Braunschweig. „Etwas mehr nach links“, ruft ein Arbeiter von oben herunter. „Etwas“ bedeutet für den Gabelstaplerfahrer acht Meter tiefer einige Zentimeter. Geladen hat er den fünf Meter langen und 600 Kilogramm schweren Schädel eines Finnwals. Der Beginn eines Knochenjobs.

Das gesamte knapp 19 Meter lange Finnwalskelett ist das größte Objekt der Sonderausstellung „Wunderbare Wale“ des Naturhistorischen Museums, die am 1. Oktober im Rebenpark beginnt. Die Vorbereitungen sind in vollem Gange. Es geht eine der heikelsten Aufbauarbeiten über die (Hebe-)Bühne. Die ehemalige Schuberth-Werkhalle ist vom Museum gemietet worden für solche Projekte. Die Dinos waren dort bereits beheimatet, jetzt die Wale, und dann kommen die Elefanten. „Alles große Tiere, die Platz brauchen“, sagt Pressesprecherin Silke Röhling. „Die Ausstellung wird toll“, blickt sie voraus. Sie bestehe aus Inszenierungen, interaktiven Stationen, einem Kino und mehr. Auf der Empore werde es ein Café, eine Kinderecke und einen Shop geben.
„Wale sind ein populäres und spannendes Gebiet. Über sie hat es in den vergangenen Jahren viele Erkenntnisse gegeben“, erläutert Museumsdirektor Professor Dr. Ulrich Joger, wie es zur Idee für die Ausstellung kam. Das Leben der Wale spiele dabei die Hauptrolle. Die Botschaft: „Es gibt intelligente Wesen neben den Menschen, die völlig anders leben“, so der Direktor.

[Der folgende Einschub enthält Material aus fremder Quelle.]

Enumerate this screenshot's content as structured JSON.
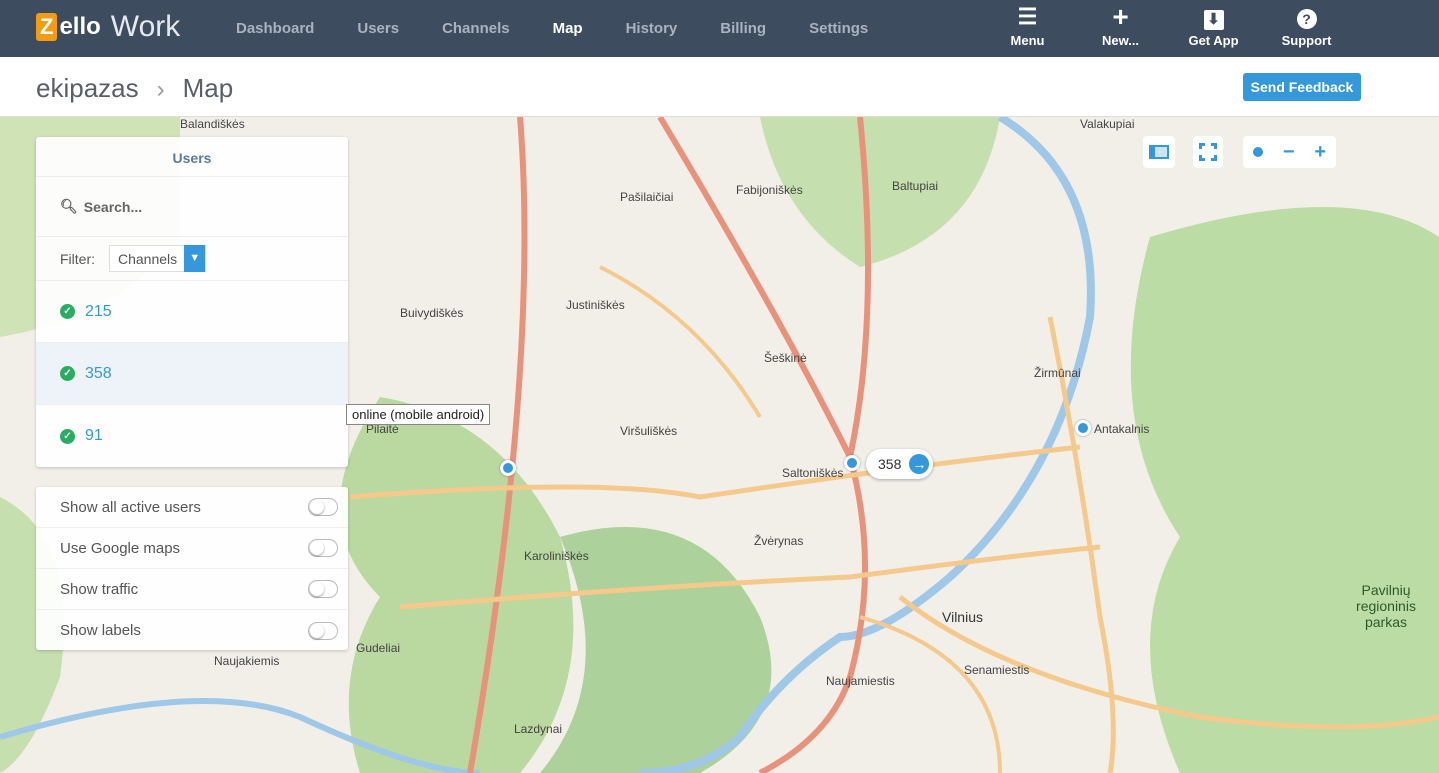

Das Finnwal-Weibchen strandete im Dezember 1984 auf der Hamburger Hallig und verendete einen Tag später. Die Kollision mit einem Schiff wird als Todesursache vermutet. Mit einem Spezialtransporter für Panzer der Bundeswehr wurde das 40 Tonnen schwere Tier in die Abdeckerei in Horstedt gebracht. Das Skelett kam ins Zoologische Museum nach Kiel.
Inzwischen „schwebt“ der Finnwalschädel vor der Einstiegsluke, die eigens für dieses Skelettteil in die Hallenwand gebrochen wurde. In keinen Aufzug, durch kein Treppenhaus hätte es gepasst. Mehrmals nimmt der Stapler Anlauf, um die Palette genau in die Mitte zu zirkeln. Zehn Zentimeter zwischen Palette und Wand. Die hölzerne Schädelunterlage knarrt beim Hineinschieben. Bis ins Treppenhaus sind die Töne zu hören, die fast wie Walgesänge anmuten.
Endlich ist es geschafft. Weitere Skelettteile und mehr als 90 Knochen folgen. Unter der Regie von Projektleiterin Annika Simon werden sie dort abgelegt, wo der Finnwal später in der Ausstellung seinen Platz haben wird. Noch einmal wird es schwierig. Auch ein 13 Meter langes und fast anderthalb Tonnen schweres Pottwalskelett muss durch das Loch in der Wand.
Kamerateams filmen das eifrig. Der elfjährige Lukas hält alles mit seinem Fotoapparat fest. Franziska G. hat am Morgen von der Ankunft des Skelettes im Radio gehört. „Ich habe gleich meinem Enkel Bescheid gesagt, und wir sind hergekommen“, erzählt sie. „Wir haben gefragt, ob wir zuschauen dürfen. Das ist doch spannend“, ist Lukas Oma euphorisch. Der Elfjährige ist Museumsfan und oft dort – nicht nur, weil er gleich gegenüber wohnt. „Ich habe schon mal eine Kornnatter gefunden und sie dann im Museum abgegeben. Jetzt darf ich sie immer besuchen kommen“, erzählt Lukas. Er sei gespannt auf die Ausstellung. Bei den Dinos sei er auch gewesen.
Am 30. September, einen Tag vor der offiziellen Eröffnung, werden er und andere Kids mit ihren Eltern beim Kindernachmittag voll auf ihre Kosten kommen.